I submit that history is like a noisy wave, e.g. a stock ticker, and you can always be like Hudson in Aliens:

Hudson: That’s it man, game over man, game over! What the f**k are we gonna do now? What are we gonna do?
Burke: Maybe we could build a fire, sing a couple of songs, huh? Why don’t we try that?

The other extreme would probably be the President’s seemingly detached golf swing. Neither tangent off of history’s signal really indicates the direction in which events stagger.
As I’ve been wont to argue the American Soviet has been a century-long process. While it’s fine to characterize it at various degrees of magnification, what matters now is energizing the American people to defend “life, liberty, and the pursuit of happiness,” and not the cheap substitutes of “constrained existence, managed liberty, and Orwellian spin”.
The people have been conditioned to depend on the government, hate capitalism, and avoid the challenge of independence.
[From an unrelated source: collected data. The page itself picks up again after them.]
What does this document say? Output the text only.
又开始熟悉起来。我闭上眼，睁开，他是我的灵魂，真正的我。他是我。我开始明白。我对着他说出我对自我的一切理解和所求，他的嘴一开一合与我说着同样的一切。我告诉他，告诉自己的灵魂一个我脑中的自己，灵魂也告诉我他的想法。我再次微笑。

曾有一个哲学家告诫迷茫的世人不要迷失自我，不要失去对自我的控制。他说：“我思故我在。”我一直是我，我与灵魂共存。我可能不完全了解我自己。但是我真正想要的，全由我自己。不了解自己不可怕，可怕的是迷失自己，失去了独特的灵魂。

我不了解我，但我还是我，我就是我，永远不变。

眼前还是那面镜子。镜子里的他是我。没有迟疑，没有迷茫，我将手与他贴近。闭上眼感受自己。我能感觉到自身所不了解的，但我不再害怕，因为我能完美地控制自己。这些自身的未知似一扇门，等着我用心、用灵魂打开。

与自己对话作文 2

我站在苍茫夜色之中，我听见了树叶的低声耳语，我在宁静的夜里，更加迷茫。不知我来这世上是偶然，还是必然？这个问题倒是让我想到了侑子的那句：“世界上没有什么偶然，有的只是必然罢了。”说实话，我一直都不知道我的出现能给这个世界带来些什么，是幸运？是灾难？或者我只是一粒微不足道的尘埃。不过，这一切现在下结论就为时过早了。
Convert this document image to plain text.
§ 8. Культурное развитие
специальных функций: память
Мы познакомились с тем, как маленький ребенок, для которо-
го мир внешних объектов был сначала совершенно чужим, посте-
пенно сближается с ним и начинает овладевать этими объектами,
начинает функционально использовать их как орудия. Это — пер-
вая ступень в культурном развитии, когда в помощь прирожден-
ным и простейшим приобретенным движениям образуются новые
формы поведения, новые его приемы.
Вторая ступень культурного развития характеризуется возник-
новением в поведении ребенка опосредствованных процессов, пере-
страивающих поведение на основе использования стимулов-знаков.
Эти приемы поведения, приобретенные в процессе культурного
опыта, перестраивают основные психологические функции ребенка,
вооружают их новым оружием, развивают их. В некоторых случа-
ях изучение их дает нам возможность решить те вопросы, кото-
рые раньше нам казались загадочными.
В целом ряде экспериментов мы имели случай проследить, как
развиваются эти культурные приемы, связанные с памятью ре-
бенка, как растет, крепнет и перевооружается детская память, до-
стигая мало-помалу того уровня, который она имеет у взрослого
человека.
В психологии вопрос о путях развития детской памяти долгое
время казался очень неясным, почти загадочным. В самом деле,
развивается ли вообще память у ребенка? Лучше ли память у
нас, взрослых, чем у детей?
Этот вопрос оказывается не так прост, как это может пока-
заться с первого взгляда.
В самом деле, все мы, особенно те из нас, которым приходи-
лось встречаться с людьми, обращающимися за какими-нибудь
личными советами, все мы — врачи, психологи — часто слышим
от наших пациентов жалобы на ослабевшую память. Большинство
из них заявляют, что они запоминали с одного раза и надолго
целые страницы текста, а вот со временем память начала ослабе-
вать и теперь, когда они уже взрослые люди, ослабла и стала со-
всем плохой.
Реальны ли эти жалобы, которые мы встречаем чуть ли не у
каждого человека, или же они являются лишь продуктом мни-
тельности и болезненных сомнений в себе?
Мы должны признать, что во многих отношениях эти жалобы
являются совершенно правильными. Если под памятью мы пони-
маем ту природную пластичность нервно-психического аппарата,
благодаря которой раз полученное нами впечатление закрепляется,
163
Has the American spirit been vanquished? Nah, just restin’. It may be the case that the Baby Boomers, like the slaves coming out of Egypt, are a lost generation. The question then moves to whether the death spasms of a morally dysfunctional generation can take down the whole country. Look at the pictures of the Tea Party rallies. Not a few gray hairs about. I’d say, no: the fish may have rotted a bit at the head, but the body retains vigor.
There is no other option but to recover liberty and economic vigor for the United States.

Update: That Mr. G. Guy appreciated the dead parrot reference.